This movie has gained most of its notoriety less from its obviously low quality, and more from its questionable methods of securing its funding. Essentially, this was a real-life example of a ‘Springtime For Hitler’ scheme—raise a lot of money by fraudulent means, create a low-budget failure and abscond with the difference.
But just for the record, ‘Springtime For Hitler’ schemes are not particularly rare in the real world—Mel Brooks himself may have been inspired by the Broadway cult flop Oh, Captain, which was actually a pretty decent show, but is rumored to have closed before its time because one of the producers was selling phony shares of the show and pocketing the resulting cash.
And even if you analyze this movie purely from an artistic perspective, it isn’t exactly a new thing. There was a Seventies b-list animated film called Journey Back To Oz based on almost exactly the same concept, and it suffered many of the same flaws, such as an uninspired retread of the original Wizard of Oz plot, exaggerating the characteristics of the companions from the first movie, and some exceptionally weak musical numbers.

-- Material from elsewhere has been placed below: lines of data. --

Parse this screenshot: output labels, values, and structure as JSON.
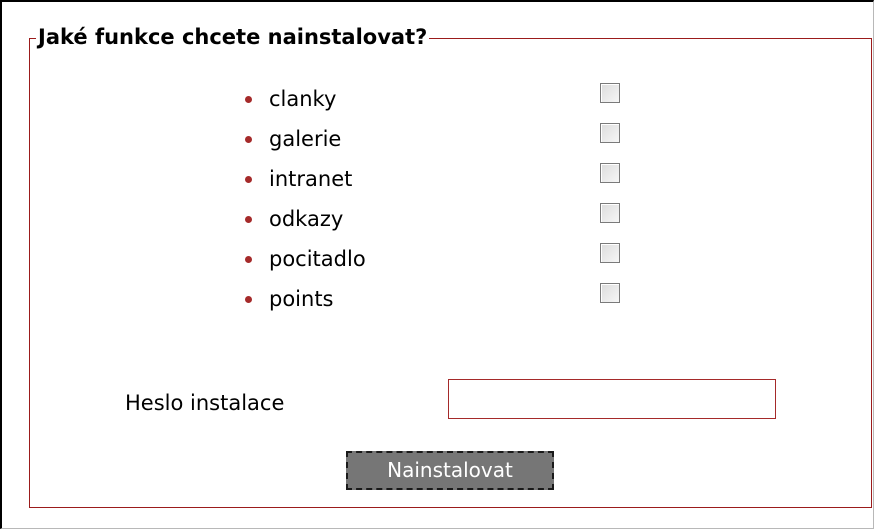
{
  "form": {
    "legend": "Jaké funkce chcete nainstalovat?",
    "features": [
      {
        "label": "clanky",
        "checked": false
      },
      {
        "label": "galerie",
        "checked": false
      },
      {
        "label": "intranet",
        "checked": false
      },
      {
        "label": "odkazy",
        "checked": false
      },
      {
        "label": "pocitadlo",
        "checked": false
      },
      {
        "label": "points",
        "checked": false
      }
    ],
    "password_label": "Heslo instalace",
    "password_value": "",
    "submit_label": "Nainstalovat"
  },
  "colors": {
    "accent": "#a52a2a",
    "button_bg": "#767676",
    "button_text": "#ffffff"
  }
}
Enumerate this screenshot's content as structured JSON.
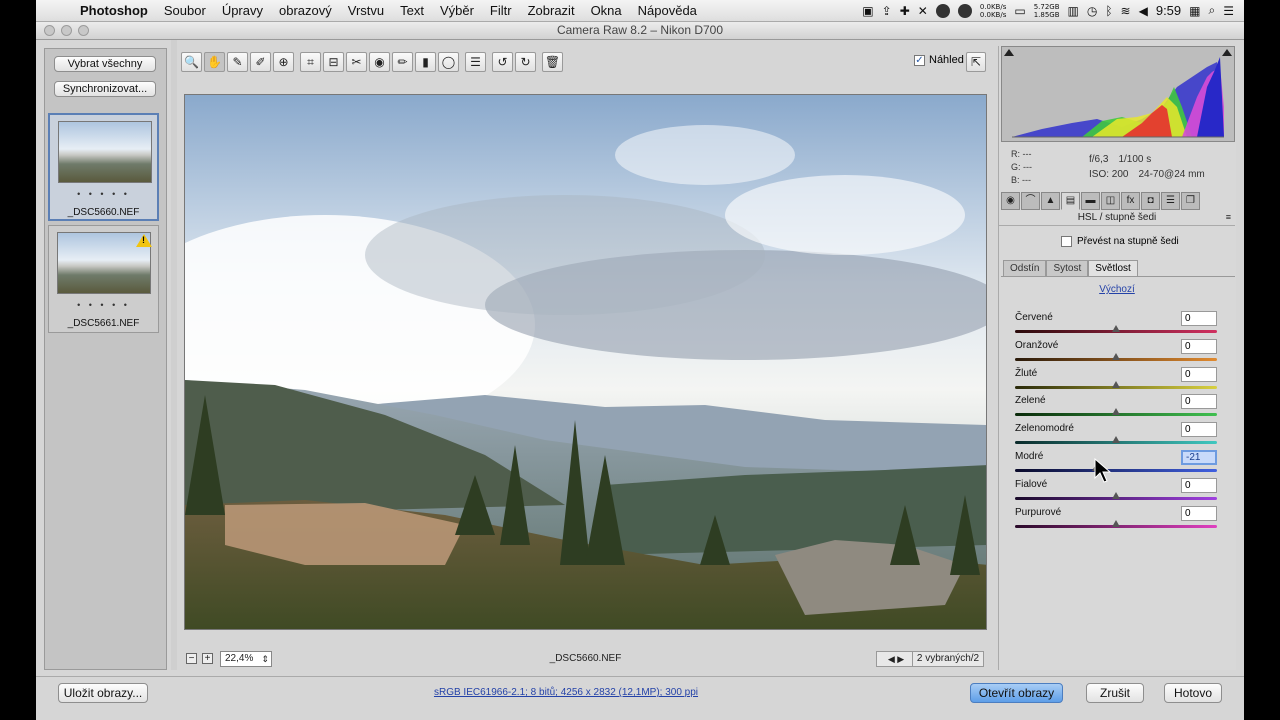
{
  "menubar": {
    "app_name": "Photoshop",
    "items": [
      "Soubor",
      "Úpravy",
      "obrazový",
      "Vrstvu",
      "Text",
      "Výběr",
      "Filtr",
      "Zobrazit",
      "Okna",
      "Nápověda"
    ],
    "net_up": "0.0KB/s",
    "net_down": "0.0KB/s",
    "mem_used": "5.72GB",
    "mem_free": "1.85GB",
    "clock": "9:59"
  },
  "window": {
    "title": "Camera Raw 8.2  –  Nikon D700"
  },
  "filmstrip": {
    "select_all_label": "Vybrat všechny",
    "sync_label": "Synchronizovat...",
    "items": [
      {
        "name": "_DSC5660.NEF",
        "rating": "• • • • •",
        "warning": false
      },
      {
        "name": "_DSC5661.NEF",
        "rating": "• • • • •",
        "warning": true
      }
    ]
  },
  "toolbar": {
    "tools": [
      {
        "name": "zoom-tool",
        "glyph": "🔍"
      },
      {
        "name": "hand-tool",
        "glyph": "✋"
      },
      {
        "name": "white-balance-tool",
        "glyph": "✎"
      },
      {
        "name": "color-sampler-tool",
        "glyph": "✐"
      },
      {
        "name": "targeted-adjustment-tool",
        "glyph": "⊕"
      },
      {
        "name": "crop-tool",
        "glyph": "⌗"
      },
      {
        "name": "straighten-tool",
        "glyph": "⊟"
      },
      {
        "name": "spot-removal-tool",
        "glyph": "✂"
      },
      {
        "name": "red-eye-tool",
        "glyph": "◉"
      },
      {
        "name": "adjustment-brush-tool",
        "glyph": "✏"
      },
      {
        "name": "graduated-filter-tool",
        "glyph": "▮"
      },
      {
        "name": "radial-filter-tool",
        "glyph": "◯"
      },
      {
        "name": "preferences-tool",
        "glyph": "☰"
      },
      {
        "name": "rotate-left-tool",
        "glyph": "↺"
      },
      {
        "name": "rotate-right-tool",
        "glyph": "↻"
      },
      {
        "name": "trash-tool",
        "glyph": "🗑"
      }
    ],
    "preview_label": "Náhled",
    "preview_checked": "✓"
  },
  "statusbar": {
    "zoom": "22,4%",
    "filename": "_DSC5660.NEF",
    "selection": "2 vybraných/2"
  },
  "info": {
    "r": "R:  ---",
    "g": "G:  ---",
    "b": "B:  ---",
    "aperture": "f/6,3",
    "shutter": "1/100 s",
    "iso": "ISO: 200",
    "lens": "24-70@24 mm"
  },
  "panel": {
    "title": "HSL / stupně šedi",
    "grayscale_label": "Převést na stupně šedi",
    "subtabs": [
      "Odstín",
      "Sytost",
      "Světlost"
    ],
    "active_subtab": 2,
    "default_link": "Výchozí",
    "sliders": [
      {
        "label": "Červené",
        "value": "0",
        "norm": 0.5,
        "gradient": "linear-gradient(90deg,#2a0a0a,#d03060)"
      },
      {
        "label": "Oranžové",
        "value": "0",
        "norm": 0.5,
        "gradient": "linear-gradient(90deg,#2a1a0a,#e08a30)"
      },
      {
        "label": "Žluté",
        "value": "0",
        "norm": 0.5,
        "gradient": "linear-gradient(90deg,#2a2a0a,#d8d040)"
      },
      {
        "label": "Zelené",
        "value": "0",
        "norm": 0.5,
        "gradient": "linear-gradient(90deg,#0a2a0a,#40c050)"
      },
      {
        "label": "Zelenomodré",
        "value": "0",
        "norm": 0.5,
        "gradient": "linear-gradient(90deg,#0a2a2a,#40c8c0)"
      },
      {
        "label": "Modré",
        "value": "-21",
        "norm": 0.4,
        "gradient": "linear-gradient(90deg,#0a0a2a,#4060e0)",
        "focused": true
      },
      {
        "label": "Fialové",
        "value": "0",
        "norm": 0.5,
        "gradient": "linear-gradient(90deg,#1a0a2a,#a040e0)"
      },
      {
        "label": "Purpurové",
        "value": "0",
        "norm": 0.5,
        "gradient": "linear-gradient(90deg,#2a0a2a,#e040c0)"
      }
    ]
  },
  "bottom": {
    "save_label": "Uložit obrazy...",
    "workflow_link": "sRGB IEC61966-2.1; 8 bitů; 4256 x 2832 (12,1MP); 300 ppi",
    "open_label": "Otevřít obrazy",
    "cancel_label": "Zrušit",
    "done_label": "Hotovo"
  },
  "colors": {
    "accent": "#5e9ee8",
    "link": "#2442a8"
  }
}
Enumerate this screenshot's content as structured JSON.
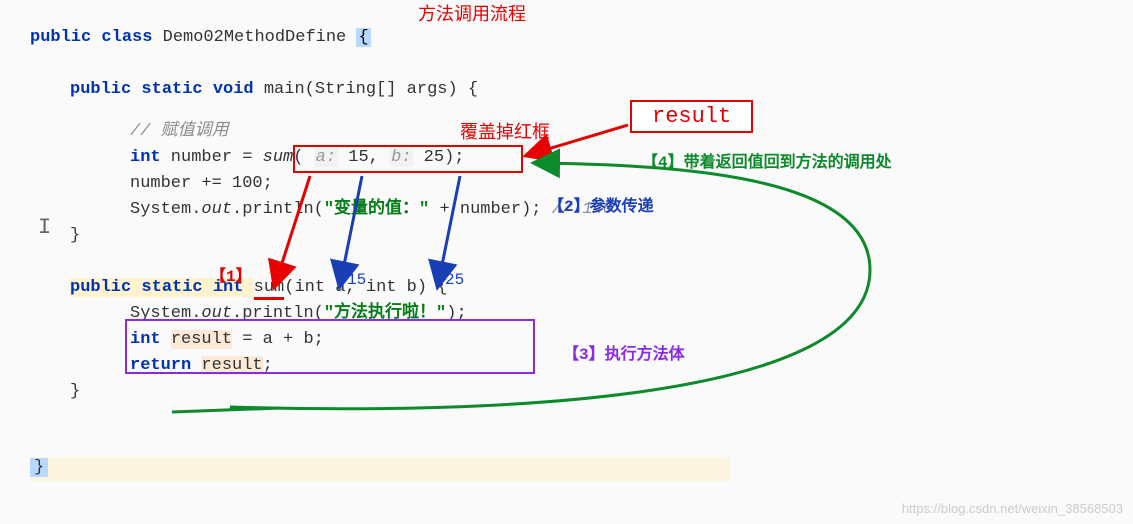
{
  "title": "方法调用流程",
  "code": {
    "declClass": "public class ",
    "className": "Demo02MethodDefine",
    "mainDecl1": "public static void ",
    "mainName": "main",
    "mainDecl2": "(String[] args) {",
    "comment1": "// 赋值调用",
    "intKw": "int",
    "numberVar": " number = ",
    "sumCall": "sum",
    "paramA": "a:",
    "valA": " 15",
    "paramB": "b:",
    "valB": " 25",
    "numberInc": "number += ",
    "hundred": "100",
    "semi": ";",
    "sysout": "System.",
    "out": "out",
    "println": ".println(",
    "str1": "\"变量的值：\"",
    "plusNumber": " + number); ",
    "comment2": "// 140",
    "sumDecl1": "public static int ",
    "sumName": "sum",
    "sumDecl2": "(int a, int b) {",
    "str2": "\"方法执行啦！\"",
    "closePrint": ");",
    "resultVar": "result",
    "assignAB": " = a + b;",
    "returnKw": "return ",
    "resultRet": "result;"
  },
  "annotations": {
    "coverRed": "覆盖掉红框",
    "resultLabel": "result",
    "step1": "【1】",
    "step2": "【2】参数传递",
    "step3": "【3】执行方法体",
    "step4": "【4】带着返回值回到方法的调用处",
    "num15": "15",
    "num25": "25"
  },
  "watermark": "https://blog.csdn.net/weixin_38568503"
}
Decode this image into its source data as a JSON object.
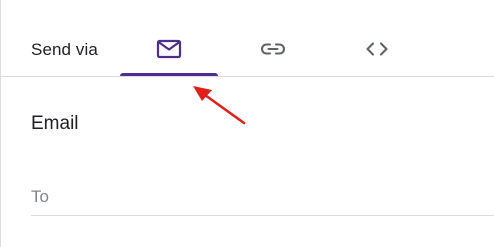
{
  "share": {
    "send_via_label": "Send via",
    "tabs": [
      {
        "id": "email",
        "icon": "envelope-icon",
        "selected": true
      },
      {
        "id": "link",
        "icon": "link-icon",
        "selected": false
      },
      {
        "id": "embed",
        "icon": "code-brackets-icon",
        "selected": false
      }
    ],
    "section_title": "Email",
    "to_field": {
      "placeholder": "To",
      "value": ""
    }
  },
  "colors": {
    "accent": "#4d2e8c",
    "divider": "#dadce0",
    "text": "#202124",
    "icon": "#5f6368",
    "placeholder": "#80868b",
    "annotation_arrow": "#e0201b"
  }
}
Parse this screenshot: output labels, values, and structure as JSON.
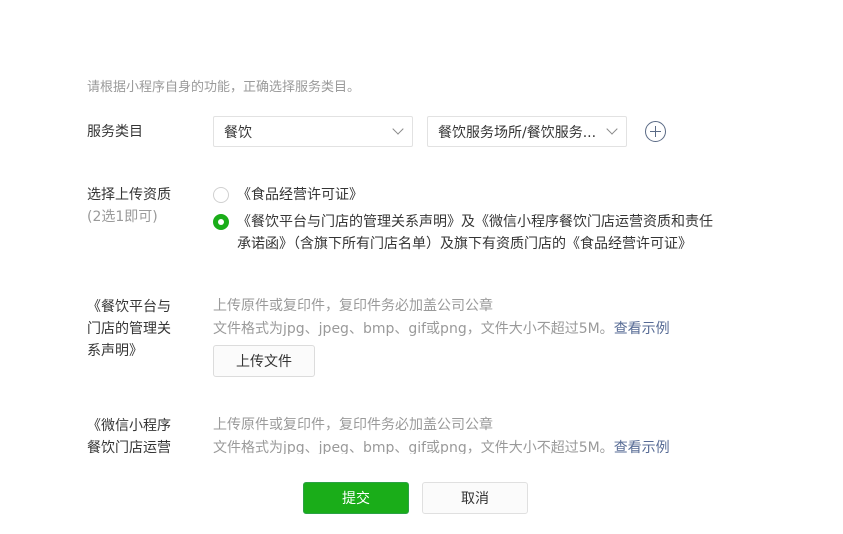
{
  "hint": "请根据小程序自身的功能，正确选择服务类目。",
  "service_category": {
    "label": "服务类目",
    "primary_value": "餐饮",
    "secondary_value": "餐饮服务场所/餐饮服务..."
  },
  "qualification": {
    "label": "选择上传资质",
    "sublabel": "(2选1即可)",
    "options": [
      {
        "text": "《食品经营许可证》",
        "checked": false
      },
      {
        "line1": "《餐饮平台与门店的管理关系声明》及《微信小程序餐饮门店运营资质和责任",
        "line2": "承诺函》（含旗下所有门店名单）及旗下有资质门店的《食品经营许可证》",
        "checked": true
      }
    ]
  },
  "uploads": [
    {
      "label_lines": [
        "《餐饮平台与",
        "门店的管理关",
        "系声明》"
      ],
      "desc1": "上传原件或复印件，复印件务必加盖公司公章",
      "desc2": "文件格式为jpg、jpeg、bmp、gif或png，文件大小不超过5M。",
      "link": "查看示例",
      "button": "上传文件"
    },
    {
      "label_lines": [
        "《微信小程序",
        "餐饮门店运营"
      ],
      "desc1": "上传原件或复印件，复印件务必加盖公司公章",
      "desc2": "文件格式为jpg、jpeg、bmp、gif或png，文件大小不超过5M。",
      "link": "查看示例"
    }
  ],
  "footer": {
    "submit": "提交",
    "cancel": "取消"
  },
  "colors": {
    "primary_green": "#1aad19",
    "link_blue": "#576b95",
    "muted_text": "#9a9a9a"
  }
}
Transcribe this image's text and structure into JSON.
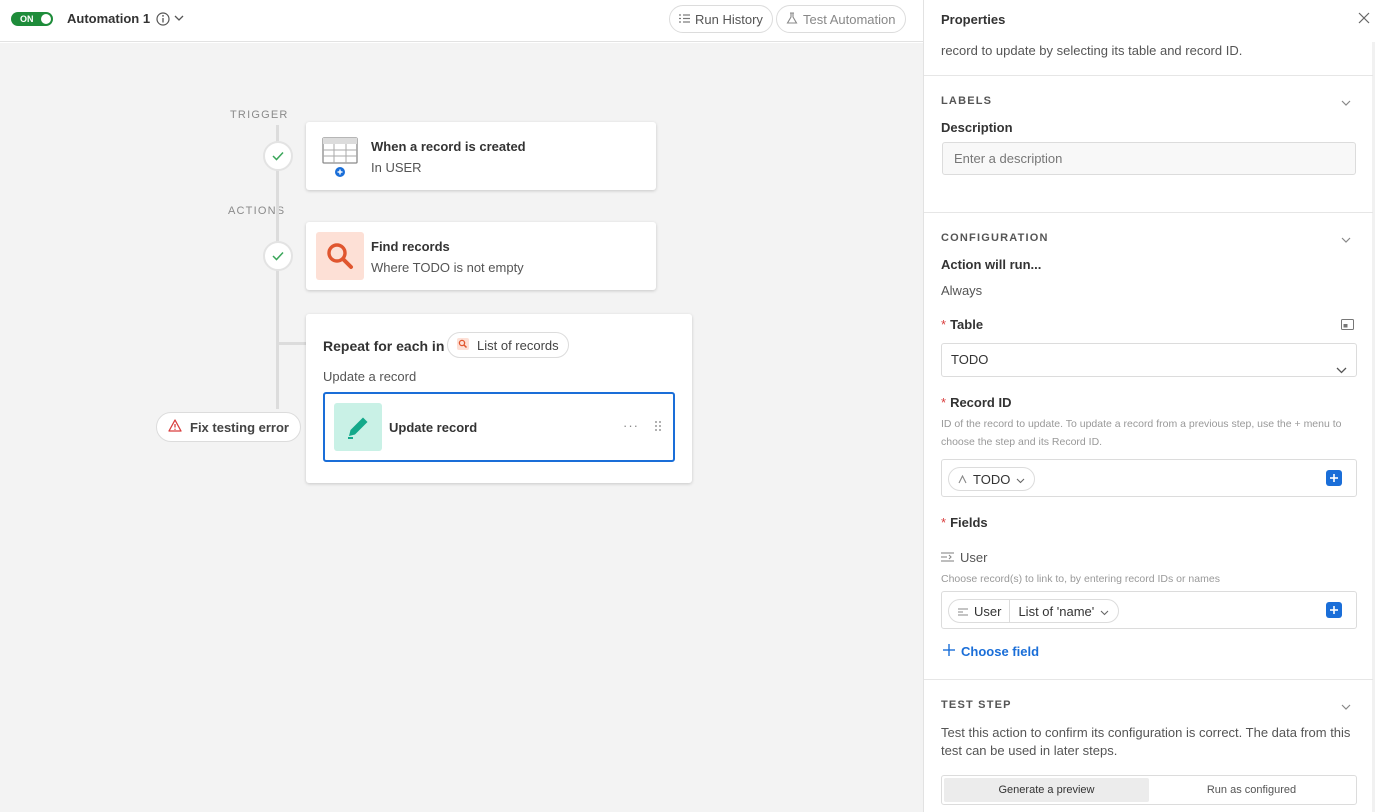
{
  "header": {
    "toggle_label": "ON",
    "automation_name": "Automation 1",
    "run_history": "Run History",
    "test_automation": "Test Automation"
  },
  "flow": {
    "trigger_label": "TRIGGER",
    "actions_label": "ACTIONS",
    "trigger_card": {
      "title": "When a record is created",
      "subtitle": "In USER"
    },
    "find_card": {
      "title": "Find records",
      "subtitle": "Where TODO is not empty"
    },
    "repeat": {
      "title": "Repeat for each in",
      "list_chip": "List of records",
      "sub_label": "Update a record",
      "update_card_title": "Update record",
      "more_label": "···"
    },
    "error_pill": "Fix testing error"
  },
  "panel": {
    "title": "Properties",
    "desc_tail": "record to update by selecting its table and record ID.",
    "labels_section": "LABELS",
    "description_label": "Description",
    "description_placeholder": "Enter a description",
    "config_section": "CONFIGURATION",
    "action_will_run": "Action will run...",
    "always": "Always",
    "table_label": "Table",
    "table_value": "TODO",
    "record_id_label": "Record ID",
    "record_id_help": "ID of the record to update. To update a record from a previous step, use the + menu to choose the step and its Record ID.",
    "record_id_token": "TODO",
    "fields_label": "Fields",
    "user_field": "User",
    "user_help": "Choose record(s) to link to, by entering record IDs or names",
    "user_token_field": "User",
    "user_token_value": "List of 'name'",
    "choose_field": "Choose field",
    "test_section": "TEST STEP",
    "test_desc": "Test this action to confirm its configuration is correct. The data from this test can be used in later steps.",
    "tab_preview": "Generate a preview",
    "tab_run": "Run as configured",
    "required_mark": "*"
  },
  "colors": {
    "accent": "#1a6ed8",
    "toggle_on": "#1e8c3a",
    "find_icon_bg": "#fde0d6",
    "find_icon_fg": "#e0562f",
    "update_icon_bg": "#c9f1e6",
    "update_icon_fg": "#14a98a",
    "error_red": "#d93d3d"
  }
}
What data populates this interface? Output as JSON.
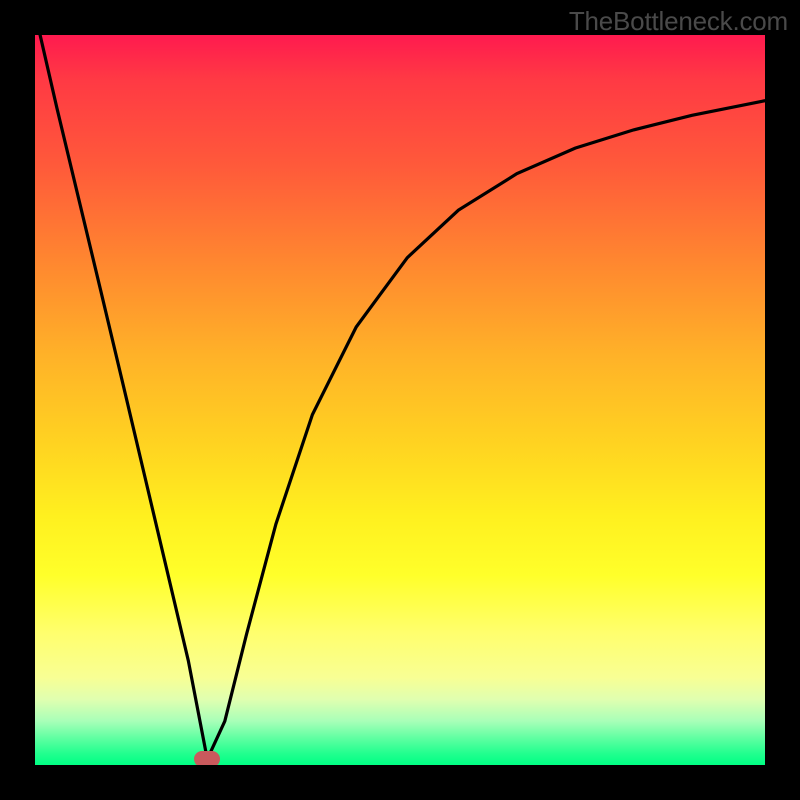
{
  "attribution": "TheBottleneck.com",
  "colors": {
    "frame": "#000000",
    "curve": "#000000",
    "dot": "#c95a5d",
    "gradient_top": "#ff1a4f",
    "gradient_bottom": "#00ff84"
  },
  "chart_data": {
    "type": "line",
    "title": "",
    "xlabel": "",
    "ylabel": "",
    "xlim": [
      0,
      100
    ],
    "ylim": [
      0,
      100
    ],
    "axes_visible": false,
    "grid": false,
    "legend": false,
    "background": "red-to-green vertical gradient",
    "series": [
      {
        "name": "left-branch",
        "description": "steep near-linear descent from top-left corner to minimum",
        "x": [
          0.7,
          3,
          6,
          9,
          12,
          15,
          18,
          21,
          23.6
        ],
        "y": [
          100,
          90,
          77.5,
          65,
          52.4,
          39.7,
          27,
          14.3,
          0.8
        ]
      },
      {
        "name": "right-branch",
        "description": "concave-increasing curve from minimum rising toward top-right, approaching asymptote below 100",
        "x": [
          23.6,
          26,
          29,
          33,
          38,
          44,
          51,
          58,
          66,
          74,
          82,
          90,
          100
        ],
        "y": [
          0.8,
          6,
          18,
          33,
          48,
          60,
          69.5,
          76,
          81,
          84.5,
          87,
          89,
          91
        ]
      }
    ],
    "annotations": [
      {
        "name": "minimum-point-marker",
        "shape": "rounded-pill",
        "x": 23.6,
        "y": 0.8,
        "color": "#c95a5d"
      }
    ]
  }
}
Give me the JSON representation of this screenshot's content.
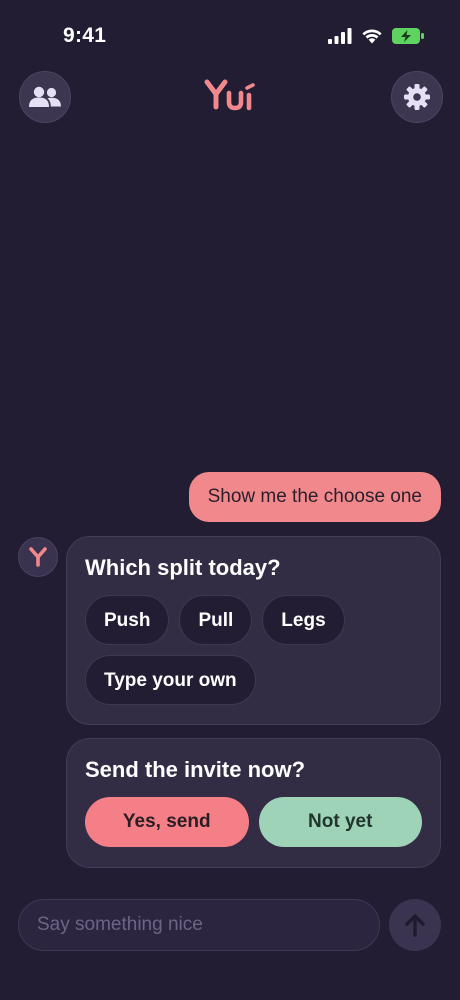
{
  "status_bar": {
    "time": "9:41"
  },
  "header": {
    "left_icon": "people-icon",
    "logo_text": "Yui",
    "right_icon": "gear-icon"
  },
  "messages": {
    "user_message": "Show me the choose one",
    "split_card": {
      "title": "Which split today?",
      "options": [
        "Push",
        "Pull",
        "Legs",
        "Type your own"
      ]
    },
    "invite_card": {
      "title": "Send the invite now?",
      "confirm_label": "Yes, send",
      "decline_label": "Not yet"
    }
  },
  "composer": {
    "placeholder": "Say something nice",
    "value": "",
    "send_icon": "arrow-up-icon"
  },
  "colors": {
    "background": "#221d33",
    "accent_pink": "#f47f86",
    "accent_green": "#9fd3b7",
    "battery_green": "#5fd35f"
  }
}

That said, at least Journey Back To Oz drew its inspiration from the later books in L. Frank Baum’s Oz series, which, as strange as they would become in the later installments, still had genuine creativity and the stamp of authentic Baum. Legends of Oz, on the other hand, is based on the work of Roger S. Baum, a great-grandson of the elder Baum who tried to cash in on his connection to a great author by writing a series of subpar children’s novels based on the Oz franchise that would have gone completely unnoticed had they not been written by someone bearing the Baum name.
I’ve read the novel that inspired this film, Dorothy of Oz, and it’s arguably even worse than the movie itself. The plot is just an uninspired retread of Baum’s original storytelling style, and the prose is not only written in an extremely simple, juvenile style designed to pander to young children (who never seemed to have a problem comprehending the elder Baum’s more sophisticated prose), but is flat and lifeless even by the standards of books aimed at the beginning reader set.
The movie took the book’s uncreative retread of the original story, and added a good deal of weak humor, particularly for the film’s embarrassing attempt at a comic villain, the Jester (who manages to be off-puttingly humorless and impossible to take seriously at the same time), and some of the weakest songs heard in a theatrical movie musical in some time. The score is largely by Bryan Adams, whose last attempt at scoring an animated film, Spirit: Stallion of the Cimarron, featured some of the best work of his career, but here he puts as little effort into his work as anyone else involved in the project. While instrumental film music is certainly a legitimate genre, in a vocal musical it’s generally considered a bad sign when the instrumental title sequence is the best music in the film.
Apart from one mildly enjoyable operetta pastiche for the China Princess, the songs are pretty dire, from the utterly underwhelming attempt at an “Over the Rainbow”-style wanting song for Dorothy, “One Day”, to the grotesque pseudo-psychedelia of “Candy, Candy”, to the soppy ballad “Even Then”, to the Jester’s tuneless villain song, to “Work With Me”, which is a blatant rip-off of “Happy Working Song” from Enchanted, a song that was already a pastiche of a well-worn genre cliché to begin with.
The one thing that indicates some hint of an actual budget is a collection of slightly-less-than-A-list celebrity voices, and they provide the closest thing the movie has to a redeeming feature: while most of the performers are either phoning it in or hamming it up (with Kelsey Grammer and Martin Short making particularly memorable asses of themselves), Bernadette Peters as Glinda, Megan Hilty as the China Princess, and Lea Michele as Dorothy really seem to be trying, and do as well as can be expected with this material (Michele apparently took the part because she had always dreamed of playing Dorothy, which is kind of sad if you think about it).
The secret to successfully pulling off a ‘Springtime For Hitler’ scheme in real life is to aim for forgettable mediocrity rather than legendary awfulness, thus not drawing attention to your crimes and avoiding the pitfalls portrayed in The Producers— and indeed, while it is totally without merit, this movie is by no means as unbearable as the absolute worst of the Disney DTV sequels. Don’t get me wrong, it’s bad, but it’s not really memorably bad. Still, this is one film where not only is the end result a soulless piece of sellout product with no actual artistic merit, but we actually have fairly clear confirmation that this was the creators’ intent from the very beginning, so the special outrage it seems to draw is perfectly understandable.